Foto: Der CASE war mit dem in Europa kaum verbreiteten Schneidwerk MacDon (Kanada) mit 35-Fuß-(10,7 m) Schnittbreite ausgerüstet, das auf Stützrädern läuft und statt einer Einzugsschnecke zwei Zufuhr-Bänder aufweist. Das Gewichtbeträgt (nur) 3650 kg.
Foto: Am NEW HOLLAND ist der Prototyp eines Schneidwerkes von Schrattenecker mit 7,8 m Breite unter teilweiser Verwendung von Aluminium montiert. Auf der Agritechnica zeigt der Hersteller eines mit 12 m, das statt wie bei herkömmlicher Bauweise 4800 kg lediglich 3200kg wiegt.
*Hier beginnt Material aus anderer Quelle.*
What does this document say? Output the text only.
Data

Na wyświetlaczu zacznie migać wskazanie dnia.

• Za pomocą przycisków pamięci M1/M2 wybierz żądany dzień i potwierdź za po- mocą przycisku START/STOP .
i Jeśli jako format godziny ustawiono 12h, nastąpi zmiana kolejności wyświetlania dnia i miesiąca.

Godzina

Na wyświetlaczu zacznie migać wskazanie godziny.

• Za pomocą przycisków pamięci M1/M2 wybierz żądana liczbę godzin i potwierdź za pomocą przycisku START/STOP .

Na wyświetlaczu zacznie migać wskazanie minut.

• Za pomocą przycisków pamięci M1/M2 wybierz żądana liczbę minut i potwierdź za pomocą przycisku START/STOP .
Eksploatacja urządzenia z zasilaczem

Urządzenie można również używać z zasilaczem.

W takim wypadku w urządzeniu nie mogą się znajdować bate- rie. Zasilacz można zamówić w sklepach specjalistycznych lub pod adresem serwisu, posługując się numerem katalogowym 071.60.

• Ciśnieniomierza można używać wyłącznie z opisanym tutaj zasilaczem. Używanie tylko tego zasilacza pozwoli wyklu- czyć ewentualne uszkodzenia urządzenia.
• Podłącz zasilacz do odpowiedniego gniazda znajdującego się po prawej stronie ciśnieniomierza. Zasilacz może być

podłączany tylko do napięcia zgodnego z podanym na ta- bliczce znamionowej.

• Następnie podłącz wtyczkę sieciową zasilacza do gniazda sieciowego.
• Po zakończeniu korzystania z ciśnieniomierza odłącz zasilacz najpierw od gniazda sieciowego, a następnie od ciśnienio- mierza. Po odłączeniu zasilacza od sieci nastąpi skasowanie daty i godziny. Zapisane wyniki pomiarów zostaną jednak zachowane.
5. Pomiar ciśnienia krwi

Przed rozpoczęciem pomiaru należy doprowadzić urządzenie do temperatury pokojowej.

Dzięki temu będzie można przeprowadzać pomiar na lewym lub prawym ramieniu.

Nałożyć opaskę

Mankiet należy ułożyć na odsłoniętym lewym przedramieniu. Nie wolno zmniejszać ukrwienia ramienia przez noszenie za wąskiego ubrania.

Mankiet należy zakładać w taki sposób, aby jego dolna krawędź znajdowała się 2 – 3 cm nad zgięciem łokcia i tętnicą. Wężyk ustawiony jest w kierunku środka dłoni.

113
Nach Feststellung von Herrn Semmler waren – zusammen mit jenem am MF – die europaweit modernsten Schneidwerke beim ÖKL-Seminar am Aichhof versammelt!
Das gedroschene Getreide wurde jeweils mit Traktoren und Anhängern des Aichhofes in das Lagerhaus gefahren, was vom Verwalter Herrn Breuer organisiert wurde.
An den drei Tagen besuchten annähernd 100 TeilnehmerInnen das Seminar; hinzu kamen beim praktischen Teil jeweils etliche „Zaungäste“, wie sie sich bei Vorführungen einstellen. Umgekehrt lag dies im Interesse der teilnehmenden sechs Firmen, für die es doch einigen Aufwand bedeutete, die Maschinen zur Verfügung zu stellen, zumal die Abreife des Getreides auch woanders rasch fortschritt.
Das Seminar am Aichhof war nicht nur subjektiv ein voller Erfolg: Die Hochschule für Agrar- und Umweltpädagogik als Mitveranstalter lässt die Qualität der Seminare anhand von Fragebögen erheben und das Ergebnis zeigt eine durchwegs sehr gute bis gute Beurteilung. Auch das Wetter hatte ein Einsehen: Obwohl Gewitter und Regen angekündigt waren, blieb es trocken. Wenige Minuten nach Verabschiedung der dritten Gruppe begann es zu regnen!